Lesson 5: Precipitation

Getting Started

Questions to Explore

  • How does the weather affect living things?
  • Why do we study and observe the weather?
  • What causes the weather?
  • How is weather measured?

Facts and Definitions

  • Precipitation is rain, snow, hail, sleet, or any form of water that falls from the sky.
  • A rain gauge measures the amount of rainfall.
  • Rain, snow, hail, and sleet are all forms of precipitation.


  • Describe weather using quantitative measures of temperature, wind direction, wind speed, and precipitation. (S)
  • Identify and use common tools to measure weather: wind vane (wind direction), anemometer (wind velocity), thermometer, and rain gauge. (S)
  • Give examples of ways living organisms depend on their environments. (S)

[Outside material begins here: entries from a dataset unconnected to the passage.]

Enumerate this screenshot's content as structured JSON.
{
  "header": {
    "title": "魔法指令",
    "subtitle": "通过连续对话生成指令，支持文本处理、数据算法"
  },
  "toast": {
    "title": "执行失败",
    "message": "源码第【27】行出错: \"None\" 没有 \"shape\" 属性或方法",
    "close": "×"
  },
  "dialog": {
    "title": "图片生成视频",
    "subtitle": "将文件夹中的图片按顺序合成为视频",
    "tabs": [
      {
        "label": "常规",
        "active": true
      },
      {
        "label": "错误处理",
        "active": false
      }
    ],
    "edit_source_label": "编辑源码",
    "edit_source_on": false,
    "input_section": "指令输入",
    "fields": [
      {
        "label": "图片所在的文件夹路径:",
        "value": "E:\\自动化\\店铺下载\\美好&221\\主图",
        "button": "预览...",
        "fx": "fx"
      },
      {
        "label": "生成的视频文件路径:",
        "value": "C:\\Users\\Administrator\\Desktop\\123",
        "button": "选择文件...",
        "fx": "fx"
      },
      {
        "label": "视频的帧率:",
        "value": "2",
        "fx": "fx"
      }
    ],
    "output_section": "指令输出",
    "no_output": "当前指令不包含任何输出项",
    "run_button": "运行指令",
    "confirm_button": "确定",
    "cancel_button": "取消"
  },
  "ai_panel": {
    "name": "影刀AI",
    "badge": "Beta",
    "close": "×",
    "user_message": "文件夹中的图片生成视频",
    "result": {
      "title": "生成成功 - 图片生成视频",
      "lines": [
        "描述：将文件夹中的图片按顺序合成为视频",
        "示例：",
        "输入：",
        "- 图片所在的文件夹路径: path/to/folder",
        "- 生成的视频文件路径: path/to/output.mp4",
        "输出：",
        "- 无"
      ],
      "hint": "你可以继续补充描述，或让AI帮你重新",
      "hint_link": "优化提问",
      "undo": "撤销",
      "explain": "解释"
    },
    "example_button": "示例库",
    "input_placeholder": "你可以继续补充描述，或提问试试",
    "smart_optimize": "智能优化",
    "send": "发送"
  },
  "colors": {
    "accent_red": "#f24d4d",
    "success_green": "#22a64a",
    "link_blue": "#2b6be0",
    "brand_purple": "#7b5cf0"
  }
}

  • The Kids' Book of Weather Forecasting by Mark Breen and Kathleen Friestad
  • chalk* (optional)
  • construction paper
  • glue
  • journal
  • scissors

* - denotes an optional material that may or may not be needed


Ask your child to describe what she has seen falling from the sky. She may mention rain, snow, sleet (tiny ice pellets), and hail (lumps of ice that fall during some warm-weather thunderstorms). Explain that these are examples of precipitation.

  1. Fill out your weather log each day as outlined in Lesson 1.
  2. Record the air pressure as outlined in Lesson 2.
  3. Take four temperature readings during the day for the daily temperature experiment as outlined in Lesson 3.
  4. Record the speed and direction of the wind as outlined in Lesson 4.